Your favorite Uncle, Pat, purchased these scarves on Triq Ir-Repubblika Street in the town of Valletta on the island of Malta last January, and brought them to Chicago. Malta is an ancient group of small islands in the Mediterranean Sea, long a center for trade and shipping between Europe, Africa, and the Middle East. And, Valletta is a UNESCO world heritage site for its cultural and historical significance.
This scarf is 100% Pashmina (translation: “Soft Gold”) referring to the high-quality, valuable, and soft feel of the fine Kashmiri fibers the scarves (and other clothing) are woven from. This textile or fabric is also known as Cashmere.

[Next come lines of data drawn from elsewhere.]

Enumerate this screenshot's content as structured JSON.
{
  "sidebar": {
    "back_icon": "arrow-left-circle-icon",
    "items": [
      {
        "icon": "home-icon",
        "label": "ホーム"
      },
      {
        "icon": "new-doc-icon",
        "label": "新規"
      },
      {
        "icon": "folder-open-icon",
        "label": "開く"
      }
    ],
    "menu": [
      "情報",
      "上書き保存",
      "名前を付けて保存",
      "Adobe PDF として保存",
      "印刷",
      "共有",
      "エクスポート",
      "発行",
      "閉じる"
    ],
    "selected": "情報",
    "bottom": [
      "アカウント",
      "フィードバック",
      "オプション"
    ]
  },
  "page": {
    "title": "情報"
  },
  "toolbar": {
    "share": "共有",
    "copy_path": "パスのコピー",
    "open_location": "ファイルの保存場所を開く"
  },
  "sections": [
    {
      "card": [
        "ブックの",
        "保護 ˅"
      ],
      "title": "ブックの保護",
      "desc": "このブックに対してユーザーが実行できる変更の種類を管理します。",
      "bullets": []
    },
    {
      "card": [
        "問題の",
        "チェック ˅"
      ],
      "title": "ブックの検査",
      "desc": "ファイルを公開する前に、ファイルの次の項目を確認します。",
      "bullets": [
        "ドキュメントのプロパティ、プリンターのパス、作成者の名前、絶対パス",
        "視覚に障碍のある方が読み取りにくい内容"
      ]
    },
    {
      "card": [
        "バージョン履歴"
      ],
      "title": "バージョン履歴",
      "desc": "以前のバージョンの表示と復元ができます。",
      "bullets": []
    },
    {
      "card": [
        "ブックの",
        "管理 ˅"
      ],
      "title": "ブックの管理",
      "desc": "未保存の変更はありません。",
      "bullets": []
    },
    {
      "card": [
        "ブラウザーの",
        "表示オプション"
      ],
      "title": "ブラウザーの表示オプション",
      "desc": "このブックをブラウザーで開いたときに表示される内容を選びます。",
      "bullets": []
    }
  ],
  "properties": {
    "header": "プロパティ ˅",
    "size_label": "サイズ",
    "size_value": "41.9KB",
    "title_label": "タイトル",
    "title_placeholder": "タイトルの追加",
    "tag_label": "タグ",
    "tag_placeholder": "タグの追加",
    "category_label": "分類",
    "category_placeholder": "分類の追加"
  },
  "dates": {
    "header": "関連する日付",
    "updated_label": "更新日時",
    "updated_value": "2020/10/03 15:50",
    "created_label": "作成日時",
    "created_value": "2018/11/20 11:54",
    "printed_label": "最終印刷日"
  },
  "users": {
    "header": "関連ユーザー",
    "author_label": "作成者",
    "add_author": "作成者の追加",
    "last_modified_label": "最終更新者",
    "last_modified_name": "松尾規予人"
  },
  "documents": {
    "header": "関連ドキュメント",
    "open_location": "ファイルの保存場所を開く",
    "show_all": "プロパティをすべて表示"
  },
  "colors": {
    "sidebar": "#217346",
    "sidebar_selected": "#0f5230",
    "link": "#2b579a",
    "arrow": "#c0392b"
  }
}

Cashmere comes from goats. Chagthangi goats, often called Pashmina goats, which live above 13,500 feet on the Changthang plateau in the Kashmir region of India, and shed their winter coat every spring. Each goat sheds 3-6 ounces of wool per year. It is collected by hand combing out the under fleece from the goat’s coat (not shearing the animal like lamb’s wool). If you weigh your scarf you can you figure out the minimum number of goats that contributed to it.
The people of the Kashmir Valley raise and herd the Pashmina goats in India to produce this wool. The wool fibers are spun into yarn, woven, and finished by hand. The fine under fleece of Pashmina goats helps them survive snowy, windy, Himalayan winters where temperatures go as low as -40° below zero.
Most of the scarves I brought back are labeled “made in China” from the J.S. Ondo, a Madrid company. So the Pashmina around your neck likely came from Kashmir, India, as wool or thread was sent to the Zhejiang province of China (most Pashmina weaving in China occurs there), woven into a scarf, and sent to Spain and distributed to places like Malta, purchased by your Uncle and hand carried to you. Can you imagine such a trip to bringing this beautiful scarf to you?
PS: I won’t even get into the trade and currency exchanges from harvesting the wool and everything in between to bring a finished scarf to you. I am sure you will appreciate the scarf and take extra care not to lose it.
On Christmas eve it was fun listening to Sofia read about the gift after she opened it — which by the way was augmented with a sketch pad and smart speaker. Post-Christmas my sister in Ohio shared a couple pictures on Facebook of the boys wearing their scarves — very cool. They also both got a drones to play around with. Alex in particular liked that his scarf matched a favorite hat and was seen wearing it to a band concert. Owen weighed his scarf to figure out it was composed of about two goat’s worth of wool. My Mom appreciated the story and her scarf so much an hour later she announced she had commandeered the scarf I gave Dad. Presenting a story makes a simple gift more meaningful!